А он сам? Посмотреть со стороны – преуспел. А на самом деле? Жил этим, пробиться, выскочить на самый верх, до фанатизма, до оргазма…
Когда-то Новиков начинал совсем неплохо. Издал несколько книг, и вроде даже неплохих книг – так, по крайней мере, казалось тогда. Получил премию, стал лауреатом. Но ведь и книги под нож. Устарели вместе с эпохой. С совком.
Да, было. Сам себе цензор. В Литинституте еще. Нельзя сказать, что колыбель свободы – того нельзя, и этого нельзя, и то опасно, – но трепыхались. Говорили, спорили ночи напролет. Вот тогда впервые и решил написать. Так и назвал свою повесть: «Три поэта». Название рабочее, условное. О Борисе Корнилове, Павле Васильеве, Ярославе Смелякове. Но так и не докопался, за что двух первых расстреляли, – антисоветского ничего в них не открыл. За то, что пили? Выпендривались? Так богема! Стихи писали и водку пили. Только кто не пил? Шолохов и тот: «С такой жизни запьешь!»[2]
Однако протянул нитку – в Крым, «Жидовка»[3] привела. И дальше, дальше. Десятки тысяч казненных. Мертвые в море, как неубитая армия. «Фурия красного террора»[4]. Все-таки гуманитарии, кое-что читали, как ни шмонали на границе… Мельгунова…[5] Шмелева…[6] Толе Блинникову читал – добрый был парень, так и застрял в провинции рядовым от литературы. Не все читал, отрывки. Но сам же и испугался. Не дай бог, разболтает, а то и хуже. Спрятать негде было: общежитие, все под негласным контролем. Уж что контроль – знал, и все знали, дежурная как-то проболталась. Дураки и те догадывались. Идеологическая сфера. Оттого сам, ножницами на мелкие кусочки. Нельзя было иначе.

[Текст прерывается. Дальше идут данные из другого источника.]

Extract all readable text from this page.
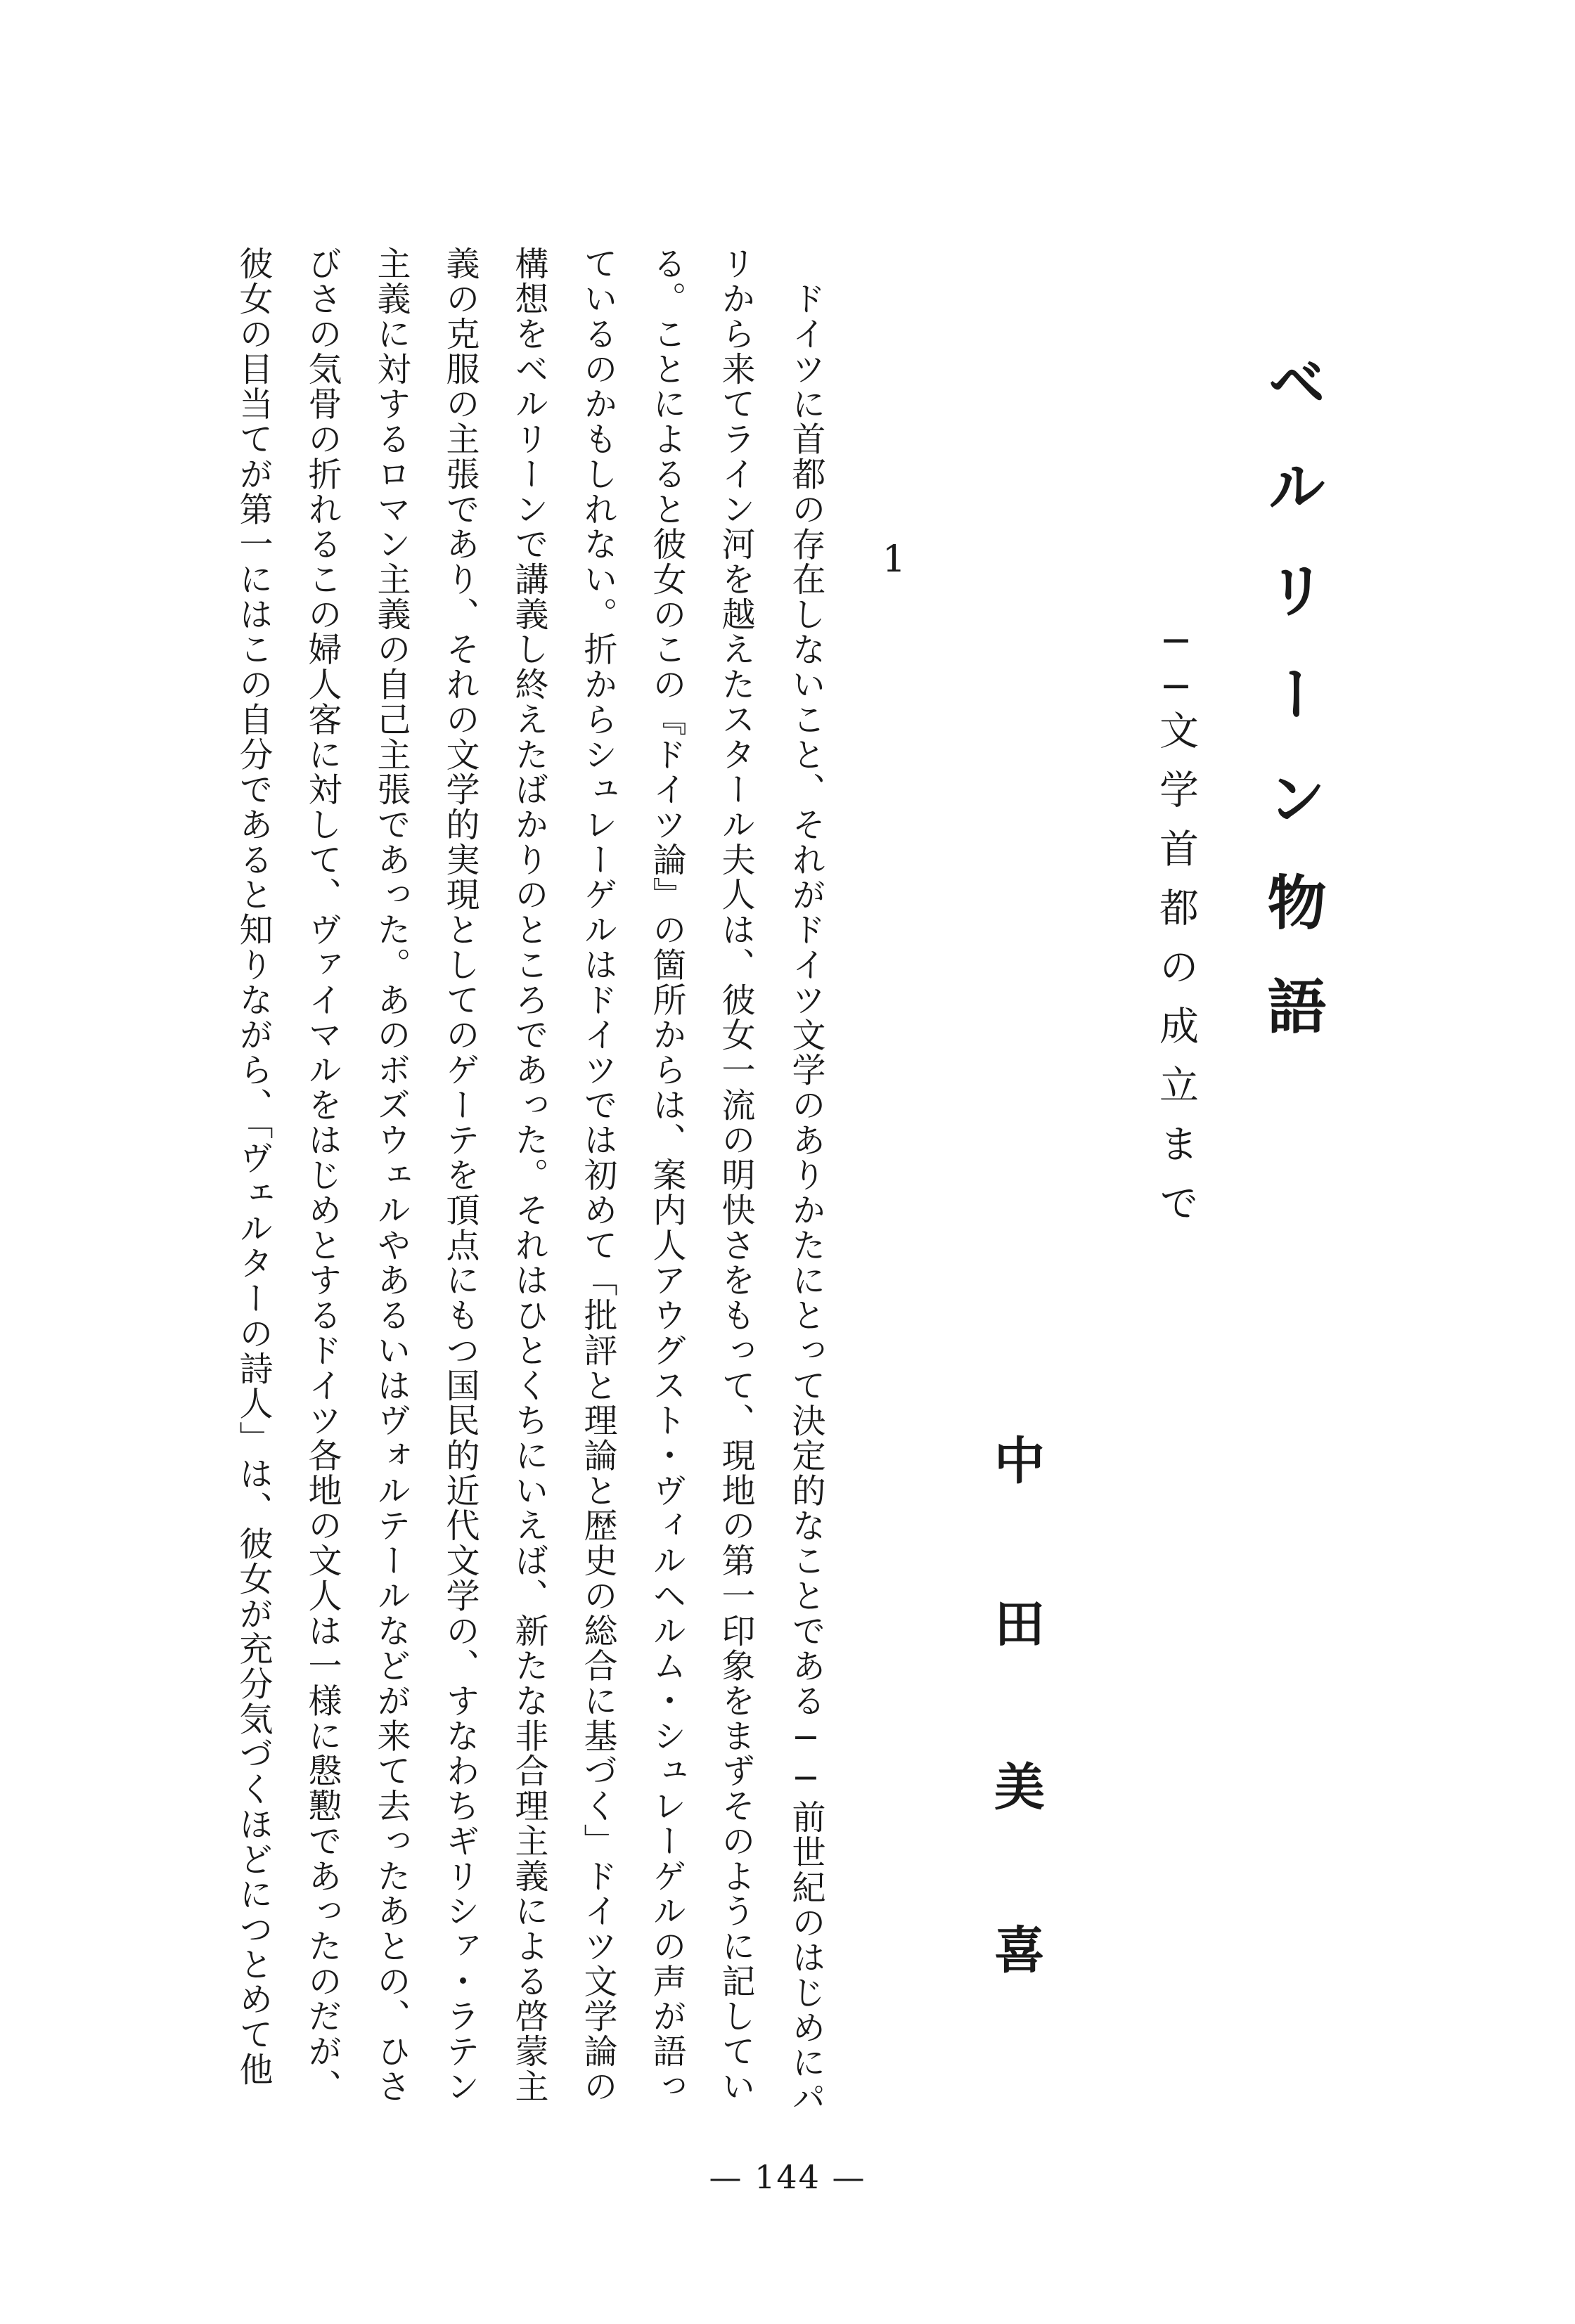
ベルリーン物語
──文学首都の成立まで
中田美喜
1
ドイツに首都の存在しないこと、それがドイツ文学のありかたにとって決定的なことである──前世紀のはじめにパ
リから来てライン河を越えたスタール夫人は、彼女一流の明快さをもって、現地の第一印象をまずそのように記してい
る。ことによると彼女のこの『ドイツ論』の箇所からは、案内人アウグスト・ヴィルヘルム・シュレーゲルの声が語っ
ているのかもしれない。折からシュレーゲルはドイツでは初めて「批評と理論と歴史の総合に基づく」ドイツ文学論の
構想をベルリーンで講義し終えたばかりのところであった。それはひとくちにいえば、新たな非合理主義による啓蒙主
義の克服の主張であり、それの文学的実現としてのゲーテを頂点にもつ国民的近代文学の、すなわちギリシァ・ラテン
主義に対するロマン主義の自己主張であった。あのボズウェルやあるいはヴォルテールなどが来て去ったあとの、ひさ
びさの気骨の折れるこの婦人客に対して、ヴァイマルをはじめとするドイツ各地の文人は一様に慇懃であったのだが、
彼女の目当てが第一にはこの自分であると知りながら、「ヴェルターの詩人」は、彼女が充分気づくほどにつとめて他
— 144 —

И потом не раз чесались руки. Серебряный век, эмиграция, революция, Париж – все не так, как в учебниках. Дон Аминадо[7], граф Толстой, Бунин, Цветаева, Мережковские…[8] Так и не написал ни строчки! Все в себе носил. Ждал. А ведь какие образы! Те же Кутепов[9], Миллер[10]. Так ведь и Пастернак сколько лет доктора своего, Живаго, держал на замке. Все в себе. Страна молчунов!
«Мы обречены на немоту.
Все с собой уносим в темноту».
Так и жили, пока в девяносто первом все не рухнуло, вся прежняя жизнь. Думали: свобода, а оказались не нужны. И он сам, и его книги, Новикова. Вместе с совком. Войнович вернулся, Рыбаков, бестия, вышел из подполья. А он, Новиков, где был, там и остался. Верноподданный… Не скандалист… Вот она, плата. Расплата…
Так ведь и в самом деле совковые книги. Лицемерил. Нельзя было без фальши.
Он давно их перерос, эти книги. Сознавал и в то же время боялся сознаться себе. Это как ребенок, когда вырастает из старых одежд. Хотел написать новое, все еще было впереди, собирался, и все никак. Закрутился. Рассказы еще туда-сюда, но роман, большой, энциклопедический… Не только люди. Эпоха. Собственный взгляд… Что-то застопорилось. Устал… Слишком рано устал… Тело – в порядке, а вот душа… Перегорела душа… Заряд закончился… В Советском Союзе – год за два.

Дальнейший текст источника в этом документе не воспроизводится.